Me quedé pensativo. No quería dormir solo. El silencio me angustiaba. La falta de calor. El odio hacia mí mismo. El dolor de la pérdida. Me daba igual con quien fuera.

—Claro, estaré despierto. Me queda trabajo por delante. Además, así mañana no tienes que desplazarte para la entrevista. —Hice una breve pausa, inseguro—. Tú me avisas cuando vayas a venir. ¿Te mando la dirección?

—La tengo, gracias. —Sentía la ilusión implícita en sus palabras—. Te veo luego.

—Disfruta.

Al colgar, cerré los ojos y fruncí los labios. Me habría gustado que hubiese sido Amanda y no Carla, pero la secretaria parecía buena chica. La trataría como merecía.

Una notificación saltó en mi móvil. Me fijé al instante y vi que se acababa de hacer viral una fotografía comprometida de un pecado capital. Deseé con todas mis fuerzas que no fuese mi hermana.

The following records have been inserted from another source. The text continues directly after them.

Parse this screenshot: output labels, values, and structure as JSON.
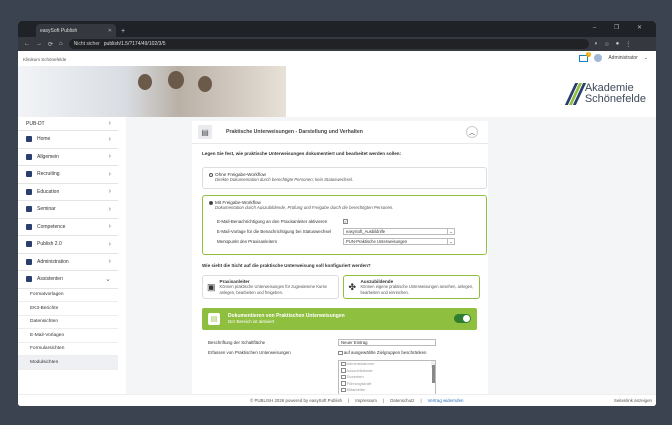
{
  "browser": {
    "tab_title": "easySoft Publish",
    "insecure_label": "Nicht sicher",
    "url": "publish/1.5/?174/49/102/3/5"
  },
  "header": {
    "brand": "Klinikum Schönefelde",
    "mail_count": "1",
    "user": "Administrator",
    "logo_line1": "Akademie",
    "logo_line2": "Schönefelde",
    "logo_colors": [
      "#2a3f6e",
      "#8fbf3f"
    ]
  },
  "sidebar": {
    "pub_label": "PUB-DT",
    "items": [
      {
        "label": "Home",
        "icon": "home-icon"
      },
      {
        "label": "Allgemein",
        "icon": "users-icon"
      },
      {
        "label": "Recruiting",
        "icon": "megaphone-icon"
      },
      {
        "label": "Education",
        "icon": "graduation-icon"
      },
      {
        "label": "Seminar",
        "icon": "seminar-icon"
      },
      {
        "label": "Competence",
        "icon": "competence-icon"
      },
      {
        "label": "Publish 2.0",
        "icon": "publish-icon"
      },
      {
        "label": "Administration",
        "icon": "gear-icon"
      },
      {
        "label": "Assistenten",
        "icon": "assistant-icon"
      }
    ],
    "subitems": [
      "Formatvorlagen",
      "EK3-Berichte",
      "Datensichten",
      "E-Mail-Vorlagen",
      "Formularsichten",
      "Modulsichten"
    ]
  },
  "card": {
    "title": "Praktische Unterweisungen - Darstellung und Verhalten",
    "question1": "Legen Sie fest, wie praktische Unterweisungen dokumentiert und bearbeitet werden sollen:",
    "option1_label": "Ohne Freigabe-Workflow",
    "option1_desc": "Direkte Dokumentation durch berechtigte Personen; kein Statuswechsel.",
    "option2_label": "Mit Freigabe-Workflow",
    "option2_desc": "Dokumentation durch Auszubildende, Prüfung und Freigabe durch die berechtigten Personen.",
    "email_notify_label": "E-Mail-Benachrichtigung an den Praxisanleiter aktivieren",
    "email_template_label": "E-Mail-Vorlage für die Benachrichtigung bei Statuswechsel",
    "email_template_value": "easySoft_Ausbildnlfe",
    "menu_label": "Menüpunkt des Praxisanleiters",
    "menu_value": "PUN-Praktische Unterweisungen",
    "question2": "Wie sieht die Sicht auf die praktische Unterweisung soll konfiguriert werden?",
    "choice1_title": "Praxisanleiter",
    "choice1_desc": "Können praktische Unterweisungen für zugewiesene Kurse anlegen, bearbeiten und freigeben.",
    "choice2_title": "Auszubildende",
    "choice2_desc": "Können eigene praktische Unterweisungen ansehen, anlegen, bearbeiten und einreichen.",
    "docu_title": "Dokumentieren von Praktischen Unterweisungen",
    "docu_sub": "Der Bereich ist aktiviert",
    "button_label": "Beschriftung der Schaltfläche",
    "button_value": "Neuer Eintrag",
    "capture_label": "Erfassen von Praktischen Unterweisungen",
    "restrict_label": "auf ausgewählte Zielgruppen beschränken",
    "groups": [
      "Administratoren",
      "Auszubildende",
      "Dozenten",
      "Führungskraft",
      "Mitarbeiter"
    ]
  },
  "footer": {
    "copyright": "© PUBLISH 2026 powered by easySoft Publish",
    "impressum": "Impressum",
    "datenschutz": "Datenschutz",
    "consent": "Vertrag widerrufen",
    "page_id": "Seitenlink anzeigen"
  }
}
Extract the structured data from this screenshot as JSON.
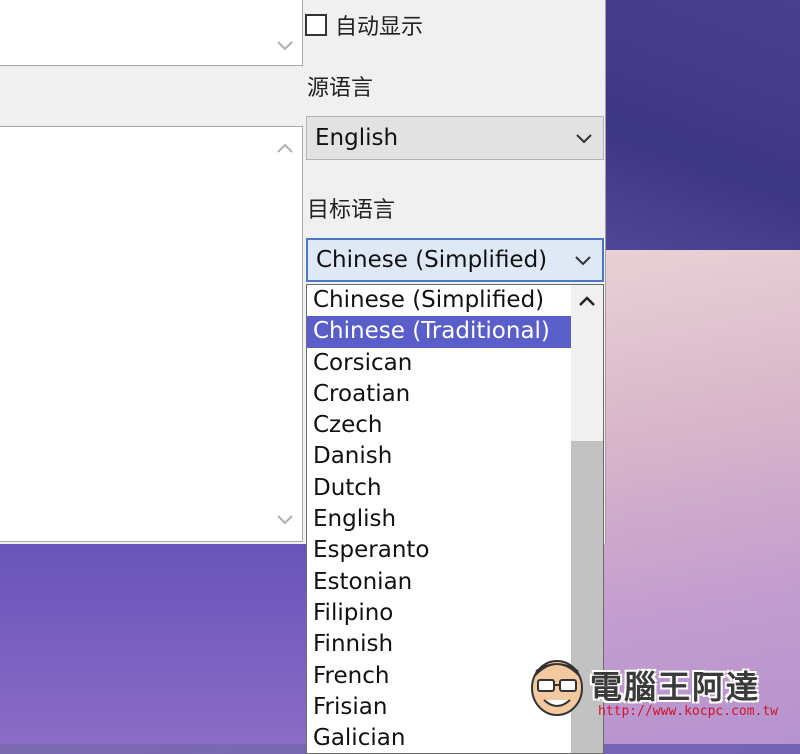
{
  "auto_display_label": "自动显示",
  "source_language": {
    "label": "源语言",
    "selected": "English"
  },
  "target_language": {
    "label": "目标语言",
    "selected": "Chinese (Simplified)"
  },
  "dropdown_options": [
    "Chinese (Simplified)",
    "Chinese (Traditional)",
    "Corsican",
    "Croatian",
    "Czech",
    "Danish",
    "Dutch",
    "English",
    "Esperanto",
    "Estonian",
    "Filipino",
    "Finnish",
    "French",
    "Frisian",
    "Galician"
  ],
  "highlighted_index": 1,
  "watermark": {
    "brand": "電腦王阿達",
    "url": "http://www.kocpc.com.tw"
  },
  "colors": {
    "highlight": "#5a5ec8",
    "focus_border": "#4a78c7"
  }
}
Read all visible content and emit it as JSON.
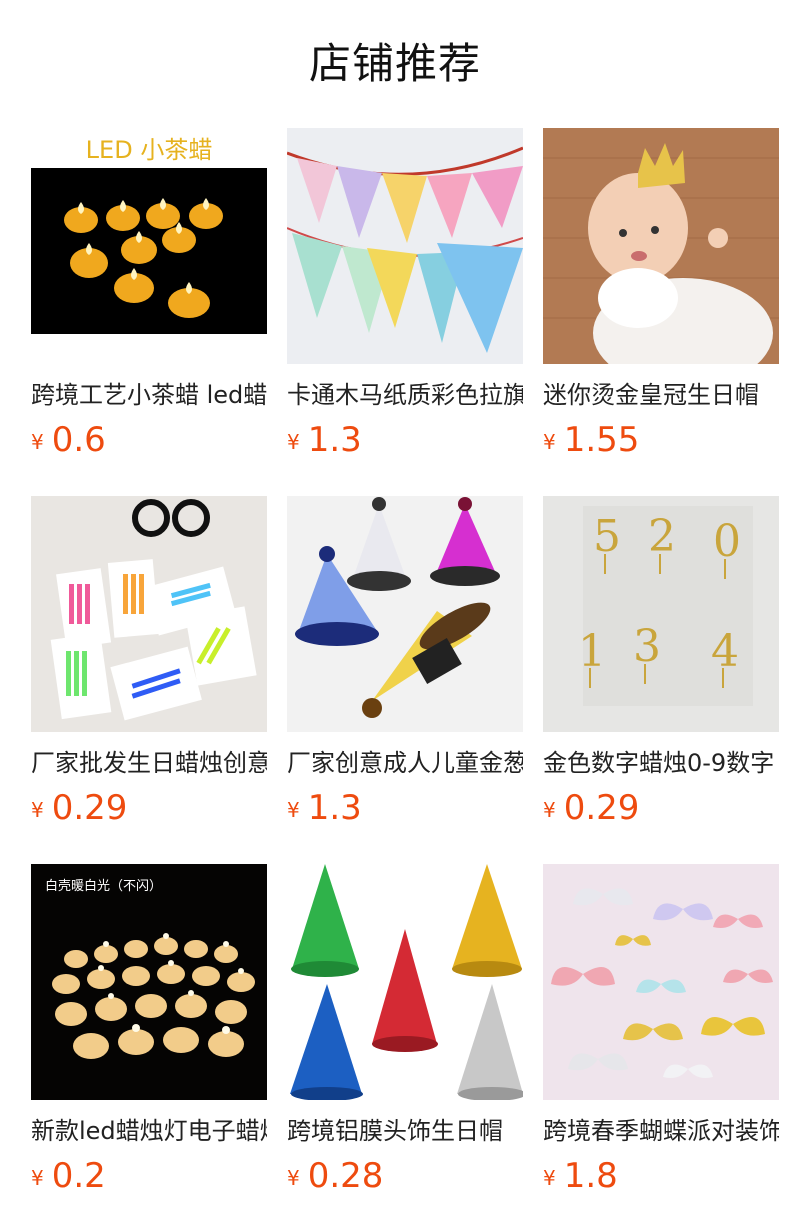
{
  "section": {
    "title": "店铺推荐"
  },
  "currency_symbol": "¥",
  "products": [
    {
      "name": "跨境工艺小茶蜡 led蜡烛",
      "price": "0.6",
      "image_caption": "LED 小茶蜡",
      "image": "led-tealight-candles"
    },
    {
      "name": "卡通木马纸质彩色拉旗",
      "price": "1.3",
      "image_caption": "",
      "image": "pennant-banner-flags"
    },
    {
      "name": "迷你烫金皇冠生日帽",
      "price": "1.55",
      "image_caption": "",
      "image": "baby-gold-crown"
    },
    {
      "name": "厂家批发生日蜡烛创意",
      "price": "0.29",
      "image_caption": "",
      "image": "colored-birthday-candles"
    },
    {
      "name": "厂家创意成人儿童金葱",
      "price": "1.3",
      "image_caption": "",
      "image": "glitter-party-hats"
    },
    {
      "name": "金色数字蜡烛0-9数字",
      "price": "0.29",
      "image_caption": "",
      "image": "gold-number-candles"
    },
    {
      "name": "新款led蜡烛灯电子蜡烛",
      "price": "0.2",
      "image_caption": "白壳暖白光（不闪）",
      "image": "led-candle-lights"
    },
    {
      "name": "跨境铝膜头饰生日帽",
      "price": "0.28",
      "image_caption": "",
      "image": "foil-cone-hats"
    },
    {
      "name": "跨境春季蝴蝶派对装饰",
      "price": "1.8",
      "image_caption": "",
      "image": "paper-butterflies"
    }
  ]
}
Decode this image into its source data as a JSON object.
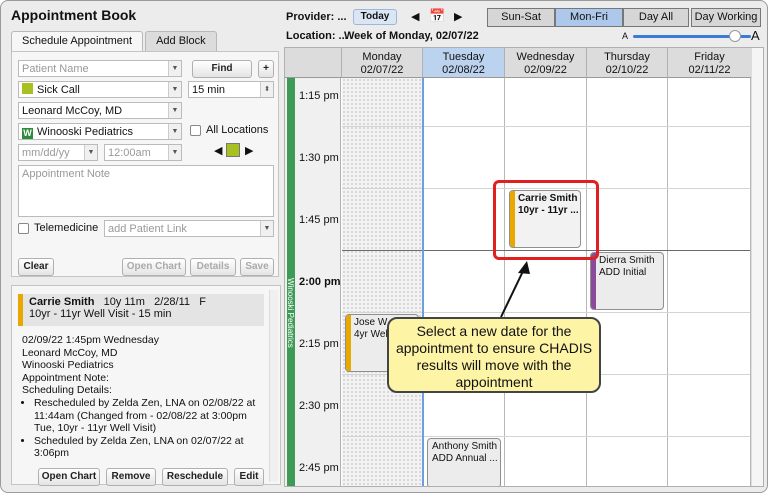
{
  "app_title": "Appointment Book",
  "tabs": [
    "Schedule Appointment",
    "Add Block"
  ],
  "form": {
    "patient_placeholder": "Patient Name",
    "find_label": "Find",
    "plus_label": "+",
    "visit_type": "Sick Call",
    "duration": "15 min",
    "provider": "Leonard McCoy, MD",
    "location": "Winooski Pediatrics",
    "location_badge": "W",
    "all_locations_label": "All Locations",
    "date_placeholder": "mm/dd/yy",
    "time_value": "12:00am",
    "note_placeholder": "Appointment Note",
    "telemedicine_label": "Telemedicine",
    "patient_link_placeholder": "add Patient Link",
    "clear_label": "Clear",
    "open_chart_label": "Open Chart",
    "details_label": "Details",
    "save_label": "Save"
  },
  "detail": {
    "name": "Carrie Smith",
    "age": "10y 11m",
    "dob": "2/28/11",
    "sex": "F",
    "visit": "10yr - 11yr Well Visit - 15 min",
    "lines": [
      "02/09/22 1:45pm Wednesday",
      "Leonard McCoy, MD",
      "Winooski Pediatrics",
      "Appointment Note:",
      "Scheduling Details:"
    ],
    "bullets": [
      "Rescheduled by Zelda Zen, LNA on 02/08/22 at 11:44am (Changed from - 02/08/22 at 3:00pm Tue, 10yr - 11yr Well Visit)",
      "Scheduled by Zelda Zen, LNA on 02/07/22 at 3:06pm"
    ],
    "buttons": {
      "open_chart": "Open Chart",
      "remove": "Remove",
      "reschedule": "Reschedule",
      "edit": "Edit"
    }
  },
  "toolbar": {
    "provider_label": "Provider: ...",
    "location_label": "Location: ...",
    "today_label": "Today",
    "week_label": "Week of Monday, 02/07/22",
    "views": [
      "Sun-Sat",
      "Mon-Fri",
      "Day All",
      "Day Working"
    ],
    "selected_view": "Mon-Fri",
    "zoom_small": "A",
    "zoom_large": "A",
    "zoom_level": 0.8
  },
  "calendar": {
    "days": [
      {
        "name": "Monday",
        "date": "02/07/22"
      },
      {
        "name": "Tuesday",
        "date": "02/08/22"
      },
      {
        "name": "Wednesday",
        "date": "02/09/22"
      },
      {
        "name": "Thursday",
        "date": "02/10/22"
      },
      {
        "name": "Friday",
        "date": "02/11/22"
      }
    ],
    "times": [
      "1:15 pm",
      "1:30 pm",
      "1:45 pm",
      "2:00 pm",
      "2:15 pm",
      "2:30 pm",
      "2:45 pm"
    ],
    "location_strip": "Winooski Pediatrics",
    "appointments": [
      {
        "name": "Carrie Smith",
        "detail": "10yr - 11yr ...",
        "color": "#e8a800"
      },
      {
        "name": "Dierra Smith",
        "detail": "ADD Initial",
        "color": "#8b4a9c"
      },
      {
        "name": "Jose W",
        "detail": "4yr Wel",
        "color": "#e8a800"
      },
      {
        "name": "Anthony Smith",
        "detail": "ADD Annual ...",
        "color": "#cfcfcf"
      }
    ]
  },
  "callout": "Select a new date for the appointment to ensure CHADIS results will move with the appointment",
  "colors": {
    "visit_swatch": "#a8c020",
    "location_badge": "#2f8a3e",
    "highlight": "#e02020",
    "callout_bg": "#fdf4a6"
  }
}
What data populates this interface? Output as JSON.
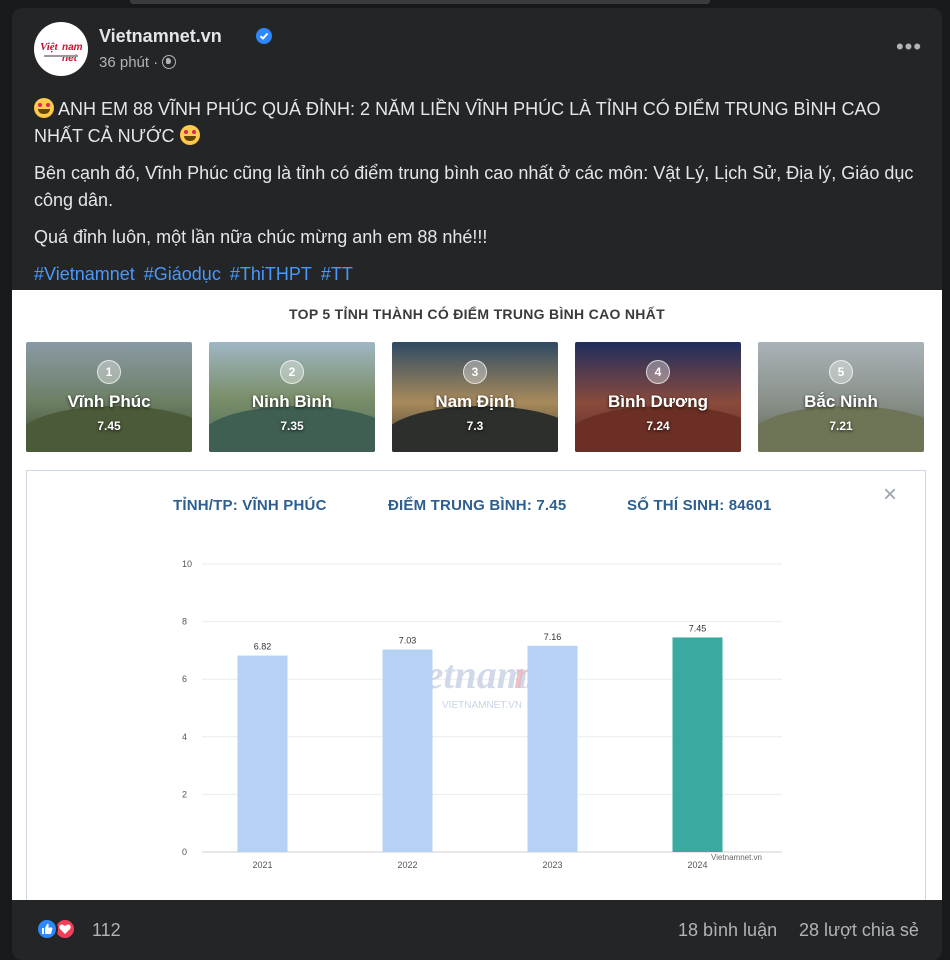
{
  "post": {
    "page_name": "Vietnamnet.vn",
    "time": "36 phút",
    "headline": "ANH EM 88 VĨNH PHÚC QUÁ ĐỈNH: 2 NĂM LIỀN VĨNH PHÚC LÀ TỈNH CÓ ĐIỂM TRUNG BÌNH CAO NHẤT CẢ NƯỚC",
    "paragraph1": "Bên cạnh đó, Vĩnh Phúc cũng là tỉnh có điểm trung bình cao nhất ở các môn: Vật Lý, Lịch Sử, Địa lý, Giáo dục công dân.",
    "paragraph2": "Quá đỉnh luôn, một lần nữa chúc mừng anh em 88 nhé!!!",
    "hashtags": [
      "#Vietnamnet",
      "#Giáodục",
      "#ThiTHPT",
      "#TT"
    ],
    "avatar_logo_a": "Việt",
    "avatar_logo_b": "nam net"
  },
  "infographic": {
    "title": "TOP 5 TỈNH THÀNH CÓ ĐIỂM TRUNG BÌNH CAO NHẤT",
    "cards": [
      {
        "rank": "1",
        "name": "Vĩnh Phúc",
        "score": "7.45"
      },
      {
        "rank": "2",
        "name": "Ninh Bình",
        "score": "7.35"
      },
      {
        "rank": "3",
        "name": "Nam Định",
        "score": "7.3"
      },
      {
        "rank": "4",
        "name": "Bình Dương",
        "score": "7.24"
      },
      {
        "rank": "5",
        "name": "Bắc Ninh",
        "score": "7.21"
      }
    ],
    "panel": {
      "province": "TỈNH/TP: VĨNH PHÚC",
      "average": "ĐIỂM TRUNG BÌNH: 7.45",
      "candidates": "SỐ THÍ SINH: 84601"
    },
    "source": "Vietnamnet.vn",
    "watermark_a": "Vietnam",
    "watermark_b": "net",
    "watermark_url": "VIETNAMNET.VN"
  },
  "chart_data": {
    "type": "bar",
    "categories": [
      "2021",
      "2022",
      "2023",
      "2024"
    ],
    "values": [
      6.82,
      7.03,
      7.16,
      7.45
    ],
    "ylim": [
      0,
      10
    ],
    "yticks": [
      0,
      2,
      4,
      6,
      8,
      10
    ],
    "grid": true,
    "colors": [
      "#b5d1f5",
      "#b5d1f5",
      "#b5d1f5",
      "#3aa99f"
    ]
  },
  "footer": {
    "reaction_count": "112",
    "comments": "18 bình luận",
    "shares": "28 lượt chia sẻ"
  },
  "colors": {
    "background": "#18191a",
    "card": "#242526",
    "hashtag": "#4599ff",
    "panel_heading": "#2d5e8f"
  }
}
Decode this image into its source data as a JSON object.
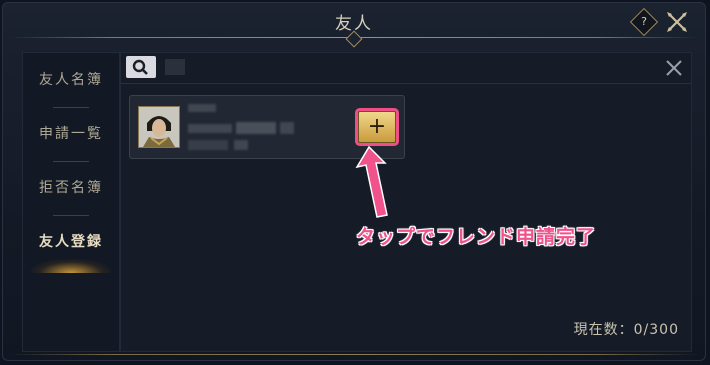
{
  "header": {
    "title": "友人",
    "help_label": "?"
  },
  "sidebar": {
    "items": [
      {
        "label": "友人名簿"
      },
      {
        "label": "申請一覧"
      },
      {
        "label": "拒否名簿"
      },
      {
        "label": "友人登録"
      }
    ]
  },
  "main": {
    "count_label": "現在数：",
    "count_value": "0/300"
  },
  "annotation": {
    "text": "タップでフレンド申請完了",
    "color": "#f0528c"
  },
  "colors": {
    "accent": "#a68f5c",
    "add_button": "#e6c46a"
  }
}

Al abrirla en Instagram, comprobé que se trataba de Bela en ropa interior, bailando en un cabaret. La imagen circulaba por redes y los hombres de Pol se distribuyeron usando cuentas falsas para desprestigiarla. Apreté los puños. Si hubiese tenido a ese cabrón delante, le habría hecho engullir sus tripas.